I think the answer to this question depends on your needs, your time constraints and your overall approach to/style of software development.
I have recently (A) made the decision to use Zend Framework on a small but complex web application that has a very tight deadline and (B) have spent a LOT of time investigating ORM solutions and different ZF application structures in general. The conclusion I have come to is that there isn't a one-size-fits-all solution and that you should feel free to get creative and build an application structure that you are happy with.

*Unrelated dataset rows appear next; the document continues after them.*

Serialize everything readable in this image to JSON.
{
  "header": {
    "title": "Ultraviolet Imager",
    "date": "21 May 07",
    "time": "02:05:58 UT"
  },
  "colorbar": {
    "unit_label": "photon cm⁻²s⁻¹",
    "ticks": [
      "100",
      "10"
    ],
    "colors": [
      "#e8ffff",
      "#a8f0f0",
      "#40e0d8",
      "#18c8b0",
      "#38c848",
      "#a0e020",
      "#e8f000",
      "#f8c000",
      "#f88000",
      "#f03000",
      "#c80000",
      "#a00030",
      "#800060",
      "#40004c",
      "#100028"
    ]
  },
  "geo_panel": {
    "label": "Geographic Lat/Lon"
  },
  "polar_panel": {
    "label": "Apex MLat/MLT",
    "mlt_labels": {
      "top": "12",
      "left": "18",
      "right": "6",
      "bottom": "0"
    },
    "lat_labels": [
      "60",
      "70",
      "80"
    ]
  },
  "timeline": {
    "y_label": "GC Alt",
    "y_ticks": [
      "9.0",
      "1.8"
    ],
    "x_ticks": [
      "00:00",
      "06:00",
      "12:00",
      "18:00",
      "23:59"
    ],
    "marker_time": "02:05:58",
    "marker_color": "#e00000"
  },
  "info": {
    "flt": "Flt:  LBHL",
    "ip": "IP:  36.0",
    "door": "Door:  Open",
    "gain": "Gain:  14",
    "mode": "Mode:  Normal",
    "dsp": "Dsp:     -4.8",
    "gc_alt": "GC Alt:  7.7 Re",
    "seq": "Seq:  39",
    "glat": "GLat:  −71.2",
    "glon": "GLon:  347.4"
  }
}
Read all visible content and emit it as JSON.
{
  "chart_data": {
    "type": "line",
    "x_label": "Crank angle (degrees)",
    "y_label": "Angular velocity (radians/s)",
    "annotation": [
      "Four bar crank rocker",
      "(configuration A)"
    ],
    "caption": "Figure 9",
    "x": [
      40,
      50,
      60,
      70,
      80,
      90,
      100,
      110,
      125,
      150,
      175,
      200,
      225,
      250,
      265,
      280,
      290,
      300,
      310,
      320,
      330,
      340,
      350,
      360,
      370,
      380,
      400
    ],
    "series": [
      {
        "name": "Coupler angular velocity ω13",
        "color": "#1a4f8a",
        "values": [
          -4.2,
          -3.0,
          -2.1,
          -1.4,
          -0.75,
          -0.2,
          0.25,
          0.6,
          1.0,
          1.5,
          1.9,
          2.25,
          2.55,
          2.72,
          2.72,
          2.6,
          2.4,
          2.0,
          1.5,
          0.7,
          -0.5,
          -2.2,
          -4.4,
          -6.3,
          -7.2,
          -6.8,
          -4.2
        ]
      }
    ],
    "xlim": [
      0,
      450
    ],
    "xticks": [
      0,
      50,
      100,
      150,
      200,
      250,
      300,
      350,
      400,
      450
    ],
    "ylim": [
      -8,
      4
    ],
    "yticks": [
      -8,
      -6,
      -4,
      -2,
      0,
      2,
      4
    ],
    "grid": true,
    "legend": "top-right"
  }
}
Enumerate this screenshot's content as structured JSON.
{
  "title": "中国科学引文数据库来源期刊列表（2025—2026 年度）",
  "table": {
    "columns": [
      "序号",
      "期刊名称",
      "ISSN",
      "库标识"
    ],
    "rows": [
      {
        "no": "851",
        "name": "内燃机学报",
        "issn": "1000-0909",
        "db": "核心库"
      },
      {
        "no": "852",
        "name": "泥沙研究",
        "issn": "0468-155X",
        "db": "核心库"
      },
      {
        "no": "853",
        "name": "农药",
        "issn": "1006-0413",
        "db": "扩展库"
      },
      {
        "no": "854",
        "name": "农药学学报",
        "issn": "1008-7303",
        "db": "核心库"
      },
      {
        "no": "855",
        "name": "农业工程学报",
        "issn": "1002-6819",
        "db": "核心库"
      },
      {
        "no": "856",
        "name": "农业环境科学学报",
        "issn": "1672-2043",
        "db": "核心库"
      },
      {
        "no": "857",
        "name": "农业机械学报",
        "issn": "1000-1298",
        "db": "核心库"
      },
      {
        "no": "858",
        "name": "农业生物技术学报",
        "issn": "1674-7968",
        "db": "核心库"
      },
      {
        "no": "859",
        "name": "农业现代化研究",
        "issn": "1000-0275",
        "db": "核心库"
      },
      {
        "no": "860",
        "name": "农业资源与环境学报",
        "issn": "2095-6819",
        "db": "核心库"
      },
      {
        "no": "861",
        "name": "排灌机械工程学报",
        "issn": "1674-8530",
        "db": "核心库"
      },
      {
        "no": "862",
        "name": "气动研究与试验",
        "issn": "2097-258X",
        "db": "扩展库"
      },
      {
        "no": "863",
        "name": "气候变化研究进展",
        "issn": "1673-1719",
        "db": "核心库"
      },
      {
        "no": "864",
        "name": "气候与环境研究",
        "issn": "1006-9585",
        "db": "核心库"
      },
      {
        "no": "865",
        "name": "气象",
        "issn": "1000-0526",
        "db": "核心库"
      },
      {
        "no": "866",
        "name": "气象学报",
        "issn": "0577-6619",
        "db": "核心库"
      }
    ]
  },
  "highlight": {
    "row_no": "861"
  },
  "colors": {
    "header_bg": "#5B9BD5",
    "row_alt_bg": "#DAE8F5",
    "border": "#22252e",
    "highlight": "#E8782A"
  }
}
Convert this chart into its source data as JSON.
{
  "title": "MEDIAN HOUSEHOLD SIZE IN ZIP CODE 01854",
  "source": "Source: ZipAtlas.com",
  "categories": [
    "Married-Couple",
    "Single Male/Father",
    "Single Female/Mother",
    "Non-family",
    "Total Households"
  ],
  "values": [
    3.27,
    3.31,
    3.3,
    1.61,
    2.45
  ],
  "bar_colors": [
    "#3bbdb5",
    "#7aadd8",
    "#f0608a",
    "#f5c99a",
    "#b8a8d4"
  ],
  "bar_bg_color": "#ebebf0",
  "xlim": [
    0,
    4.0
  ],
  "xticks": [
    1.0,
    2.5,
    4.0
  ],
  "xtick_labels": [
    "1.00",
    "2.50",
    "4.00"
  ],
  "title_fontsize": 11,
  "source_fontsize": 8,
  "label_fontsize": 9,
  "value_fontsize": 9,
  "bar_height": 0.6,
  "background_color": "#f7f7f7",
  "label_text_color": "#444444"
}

If you have tight time constraints and the application isn't too large, then you could just create classes with names like Application_Model_BlahService
and store them in the application/models
directory and they will get picked up by default by the autoloader (assuming the autoloader has been bootstrapped correctly).
But if your application is larger or if, for some other reason, you want to split classes out into more directories, you could create your own sub-directories under the application directory and use something like the code below (which would exist in your application/Bootstrap.php
) to add those classes to the autoloader:
protected function _initResourceLoader()
{
$this->_resourceLoader->addResourceType( 'service', 'services', 'Service' );
$this->_resourceLoader->addResourceType( 'serviceplugin', 'services/plugins', 'Service_Plugin' );
}
You can then create classes like Application_Service_Invoice
, which would reside in application/services/Invoice.php
and Application_Service_Plugin_TaxPlugin
, which would reside in application/services/plugins/TaxPlugin.php
. (Note: the code above assumes you are using Zend_Application
).
You could, in theory, take this as far as you like and separate model classes from service classes from data access classes, etc etc etc. But again, it depends on the style of development that you prefer, the size of the team and, to some degree, what requirements your persistence layer imposes on you.
One last quick thing: have a look in Zend_Application_Module_Autoloader
for a list of resources that are added to the autoloader by default. (Should I have mentioned that I'm referring to ZF 1.8+ in this answer?)